One night was particularly fun. The dancefloor was a large rectangle with steps leading up from it on all sides; it was filled with performing mongs and exuberant twattery when suddenly a fight broke out in the corner. In true comedy style, this incited someone in the opposite corner to randomly throw a punch at the bloke next to him and suddenly the whole floor was at it. Girls and students climbed up and away, male townies and Marines climbed down to join in. And next to me was an immense bouncer who shouted something resembling a war cry and hurled himself into the middle. He disappeared, only to reappear minutes later with his shirt completely missing, except for the collar and the two cuffs still pristinely in position.

The fight continued until plod turned up, one of whom was Special PC Nigel Mansell (yes, really him) who seemed rather more keen on remaining outside (where he was reminded of the fact he was Nigel Mansell by everyone who left/was thrown from/was escorted away from the club).
(, Mon 13 Apr 2009, 12:07, 9 replies)
"Then the townies would stagger in and rountinely kick the arses of the Marines"
I really really doubt that
(, Mon 13 Apr 2009, 14:24, closed)
Surprising...
but true from what I saw. Might have been something to do with the fact that they were 'trainee' Marines, all young, who couldn't drink as efficiently as the townies.
(, Mon 13 Apr 2009, 15:25, closed)
true here too..
...the marines get in SERIOUS fucking trouble if they start fighting in town. They generally do anything to avoid a bundle - but when they do go off, they go off....
(, Mon 13 Apr 2009, 21:01, closed)
Nigel Mansell
is now a special PC? Google says no.
(, Tue 14 Apr 2009, 0:47, closed)
If it's not on the internet
it must be wrong.
(, Tue 14 Apr 2009, 13:55, closed)
he certainly was at some point
the pompous twat. I live not too far from his place.

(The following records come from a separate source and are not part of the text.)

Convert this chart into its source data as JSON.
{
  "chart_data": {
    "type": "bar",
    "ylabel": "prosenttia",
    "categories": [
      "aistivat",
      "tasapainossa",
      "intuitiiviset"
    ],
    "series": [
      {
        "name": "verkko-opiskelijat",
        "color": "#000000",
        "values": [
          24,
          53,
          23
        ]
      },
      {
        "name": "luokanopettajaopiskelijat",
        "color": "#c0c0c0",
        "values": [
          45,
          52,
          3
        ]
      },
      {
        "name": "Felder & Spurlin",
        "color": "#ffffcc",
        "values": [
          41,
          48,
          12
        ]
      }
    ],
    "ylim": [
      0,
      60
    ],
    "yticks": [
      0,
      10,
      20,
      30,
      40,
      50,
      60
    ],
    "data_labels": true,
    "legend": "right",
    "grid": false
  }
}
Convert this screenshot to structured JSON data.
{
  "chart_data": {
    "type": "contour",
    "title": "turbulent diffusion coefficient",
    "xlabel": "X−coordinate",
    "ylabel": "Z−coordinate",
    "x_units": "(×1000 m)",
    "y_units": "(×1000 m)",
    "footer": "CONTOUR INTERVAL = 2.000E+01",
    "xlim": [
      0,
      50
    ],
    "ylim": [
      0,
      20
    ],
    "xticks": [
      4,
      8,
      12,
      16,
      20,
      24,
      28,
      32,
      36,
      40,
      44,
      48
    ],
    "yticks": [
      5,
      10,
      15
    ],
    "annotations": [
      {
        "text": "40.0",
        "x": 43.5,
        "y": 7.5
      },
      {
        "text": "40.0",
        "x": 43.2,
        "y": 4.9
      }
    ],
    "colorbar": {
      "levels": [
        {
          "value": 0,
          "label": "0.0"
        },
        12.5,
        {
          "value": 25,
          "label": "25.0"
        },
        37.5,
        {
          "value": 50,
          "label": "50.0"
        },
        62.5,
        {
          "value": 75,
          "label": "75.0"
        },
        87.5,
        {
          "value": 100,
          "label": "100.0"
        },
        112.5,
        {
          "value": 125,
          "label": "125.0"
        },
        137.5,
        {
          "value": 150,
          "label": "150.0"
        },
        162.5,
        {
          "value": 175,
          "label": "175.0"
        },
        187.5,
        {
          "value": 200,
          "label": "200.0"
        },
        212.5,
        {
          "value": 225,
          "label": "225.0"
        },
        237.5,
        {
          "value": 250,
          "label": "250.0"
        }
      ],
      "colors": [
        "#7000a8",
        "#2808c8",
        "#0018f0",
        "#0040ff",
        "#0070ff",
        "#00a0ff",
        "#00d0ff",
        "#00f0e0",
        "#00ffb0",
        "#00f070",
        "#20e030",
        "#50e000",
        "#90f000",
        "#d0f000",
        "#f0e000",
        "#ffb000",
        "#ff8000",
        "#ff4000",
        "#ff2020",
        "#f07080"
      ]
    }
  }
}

My old man used to give talks to the Special Plods at one time, and on one particular occasion there was a big fuss because Mansell was going to be there (not a fuss by my old man, he always thought he was a bell-end) and the fucker never turned up.

on a more amusing note, a mate of mine worked at Mansell's golf course. Was carrying a massive load of boxes at one point and knocked the fat, moustachioed tosser to the ground and got fired for his trouble.

he then proceeded to key Mansell's car most grievously on the way out.
(, Tue 14 Apr 2009, 14:40, closed)
Cheers V
I must clarify that it's quite some time ago that this happened.
*mourns youth*
(, Tue 14 Apr 2009, 16:32, closed)
Hilarious!
Top story. The bouncer details followed up with Nigel Mansell won it for me.
(, Tue 14 Apr 2009, 3:22, closed)
*click*
Mainly for "performing mongs and exuberant twattery". That pretty much sums up most clubs I've ever been to.